Sorrento: il Wwf denuncia l’ennesimo caso di degrado nell’area marina protetta Punta Campanella

284

Ennesima segnalazione di degrado e abbandono ambientale da parte del Wwf Penisola Sorrentina. I responsabili della nota associazione ambientalista fanno sapere che, in una nota inviata alle autorità competenti, hanno formalmente denunciato il persistere di una situazione di inquinamento e degrado sugli scogli dello stabilimento balneare la Solara, nel comune di Sorrento, in zona C dell’Area Marina Protetta Punta Campanella.

“Attualmente – spiegano i vertici del Wwf –  sono in corso lavori consistenti nello smantellamento-demolizione delle strutture e degli arredi interni dello stabilimento balneare, con produzione di grosse quantità di rifiuti speciali ed ingombranti. Immediatamente dietro lo stabilimento balneare sono visibili vari oggetti abbandonati sulla roccia, tra cui travi arrugginite, assi, reti, plastiche e resti di un lavello in acciaio a cui si è tentato di dare fuoco assieme ad altri rifiuti, pratica questa purtroppo diffusa nel sito in questione e che continua a causare pericolosi fumi e ceneri inquinanti a pochi passi dalle acque del mare.
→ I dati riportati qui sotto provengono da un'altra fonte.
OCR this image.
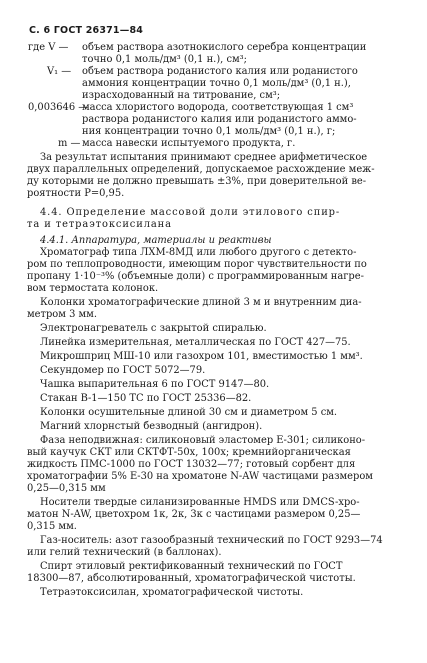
С. 6 ГОСТ 26371—84
где V — объем раствора азотнокислого серебра концентрации
точно 0,1 моль/дм³ (0,1 н.), см³;
V₁ — объем раствора роданистого калия или роданистого
аммония концентрации точно 0,1 моль/дм³ (0,1 н.),
израсходованный на титрование, см³;
0,003646 —
масса хлористого водорода, соответствующая 1 см³
раствора роданистого калия или роданистого аммо-
ния концентрации точно 0,1 моль/дм³ (0,1 н.), г;
m — масса навески испытуемого продукта, г.
За результат испытания принимают среднее арифметическое
двух параллельных определений, допускаемое расхождение меж-
ду которыми не должно превышать ±3%, при доверительной ве-
роятности Р=0,95.
4.4. Определение массовой доли этилового спир-
та и тетраэтоксисилана
4.4.1. Аппаратура, материалы и реактивы
Хроматограф типа ЛХМ-8МД или любого другого с детекто-
ром по теплопроводности, имеющим порог чувствительности по
пропану 1·10⁻³% (объемные доли) с программированным нагре-
вом термостата колонок.
Колонки хроматографические длиной 3 м и внутренним диа-
метром 3 мм.
Электронагреватель с закрытой спиралью.
Линейка измерительная, металлическая по ГОСТ 427—75.
Микрошприц МШ-10 или газохром 101, вместимостью 1 мм³.
Секундомер по ГОСТ 5072—79.
Чашка выпарительная 6 по ГОСТ 9147—80.
Стакан В-1—150 ТС по ГОСТ 25336—82.
Колонки осушительные длиной 30 см и диаметром 5 см.
Магний хлорнстый безводный (ангидрон).
Фаза неподвижная: силиконовый эластомер Е-301; силиконо-
вый каучук СКТ или СКТФТ-50х, 100х; кремнийорганическая
жидкость ПМС-1000 по ГОСТ 13032—77; готовый сорбент для
хроматографии 5% Е-30 на хроматоне N-AW частицами размером
0,25—0,315 мм
Носители твердые силанизированные HMDS или DMCS-хро-
матон N-AW, цветохром 1к, 2к, 3к с частицами размером 0,25—
0,315 мм.
Газ-носитель: азот газообразный технический по ГОСТ 9293—74
или гелий технический (в баллонах).
Спирт этиловый ректификованный технический по ГОСТ
18300—87, абсолютированный, хроматографической чистоты.
Тетраэтоксисилан, хроматографической чистоты.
Inoltre è stato osservato come le travi arrugginite, a sostegno dello stabilimento, stiano rilasciando ormai da tempo sostanze sugli scogli causando un possibile inquinamento delle acque marine limitrofe e una visibile alterazione paesistica”.

Visto che il materiale presente nel sito appare superiore a 0.5 metri/cubi e pertanto superante i parametri di legge per l’abbandono di rifiuti speciali in leghe ferrose ed altro potenzialmente tossici e in violazione del D.lvo 152/06, e che la cessione di sostanze in evidente stato di abbandono determina un inevitabile inquinamento e danneggiamento delle vicine acque marine in zona tutelata oltre ad alterare visivamente, deturpandolo,  l’aspetto paesaggistico dei luoghi, il Wwf ha chiesto un sollecito intervento atto ad accertare fatti e responsabilità oltre ad ottenere l’immediato ripristino dello stato dei luoghi.